Maximal Biclique: A complete bipartite subgraph, that isn't a subgraph of another complete bipartite subgraph.
Given a bipartite graph $G=(V_{1}\cup V_{2}, E)$ where $|V_{1}|=|V_{2}|$ with probability $p$ of there being an edge from any $a\in V_{1}$ to any $b\in V_{2}$, what is the expected number of maximal bicliques?
What I have worked out is the upper and lower bounds:
Lower Bound: 1 or 2. If $|E|$ is divisible by $n$, then $\frac{|E|}{n}$ nodes can be connected to completely to $\frac{|E|}{n}$ other nodes, making one maximal biclique. Otherwise, connect $\frac{|E|}{n}$ nodes completely to $\frac{|E|}{n}$ nodes and connect one node to $|E|(mod\ n)$ nodes.
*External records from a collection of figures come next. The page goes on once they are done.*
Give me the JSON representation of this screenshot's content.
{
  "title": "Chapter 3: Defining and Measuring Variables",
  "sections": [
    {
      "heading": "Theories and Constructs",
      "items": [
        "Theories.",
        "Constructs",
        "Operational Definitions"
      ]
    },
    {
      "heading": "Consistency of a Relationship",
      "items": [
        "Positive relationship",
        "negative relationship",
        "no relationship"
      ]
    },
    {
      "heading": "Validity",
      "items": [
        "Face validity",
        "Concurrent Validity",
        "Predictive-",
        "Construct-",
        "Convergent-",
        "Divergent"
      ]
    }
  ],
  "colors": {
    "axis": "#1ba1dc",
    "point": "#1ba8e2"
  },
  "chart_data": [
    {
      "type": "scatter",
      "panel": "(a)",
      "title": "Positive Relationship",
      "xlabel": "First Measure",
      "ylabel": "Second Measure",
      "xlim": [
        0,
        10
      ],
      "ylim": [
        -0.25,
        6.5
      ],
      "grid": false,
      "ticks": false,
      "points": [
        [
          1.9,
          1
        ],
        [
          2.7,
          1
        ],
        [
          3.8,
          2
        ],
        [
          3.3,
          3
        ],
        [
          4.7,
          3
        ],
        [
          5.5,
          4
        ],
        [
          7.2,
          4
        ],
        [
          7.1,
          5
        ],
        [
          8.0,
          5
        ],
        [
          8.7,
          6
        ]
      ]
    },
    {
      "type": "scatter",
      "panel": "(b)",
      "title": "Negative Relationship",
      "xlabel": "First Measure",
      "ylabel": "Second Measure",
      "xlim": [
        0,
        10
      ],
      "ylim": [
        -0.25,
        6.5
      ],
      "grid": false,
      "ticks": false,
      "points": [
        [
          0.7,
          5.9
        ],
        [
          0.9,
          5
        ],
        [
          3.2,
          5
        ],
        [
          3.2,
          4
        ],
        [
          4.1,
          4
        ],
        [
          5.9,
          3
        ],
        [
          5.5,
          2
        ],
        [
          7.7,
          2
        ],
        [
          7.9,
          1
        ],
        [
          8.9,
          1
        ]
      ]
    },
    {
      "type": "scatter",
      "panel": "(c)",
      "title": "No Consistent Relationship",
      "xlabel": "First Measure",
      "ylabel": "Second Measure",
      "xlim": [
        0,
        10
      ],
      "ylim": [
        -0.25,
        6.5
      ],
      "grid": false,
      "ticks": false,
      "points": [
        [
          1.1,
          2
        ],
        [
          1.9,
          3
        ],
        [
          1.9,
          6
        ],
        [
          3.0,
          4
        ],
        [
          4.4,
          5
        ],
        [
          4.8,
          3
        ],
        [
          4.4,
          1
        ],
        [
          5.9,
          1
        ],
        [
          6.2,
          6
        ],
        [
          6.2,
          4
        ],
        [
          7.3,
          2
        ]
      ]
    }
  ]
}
Upper Bound: There are $2^n$ unique subsets, the empty set and the entire set not included, leaves $2^n-2$ subsets. Therefore, there can be at most $2^n-2$ maximal bicliques. This upper bound is achievable when there are $n^2-n$ edges (I can prove this if anyone wants me to).
Both of these results are also easily extended to bipartite graphs where $|V_{1}|\neq |V_{2}|$.
The upper and lower bounds are both fairly trivial for the most part and it's the expected number of maximal bicliques that I've had the most trouble with. I've done a little work analyzing simple cases and brute forcing the expected number for small values of $n$ (I suppose I could write a program to brute force larger values of $n$), but it hasn't amounted to anything worth saying.
I'd appreciate any suggestions for methods of attacking the problem or references that I might find useful.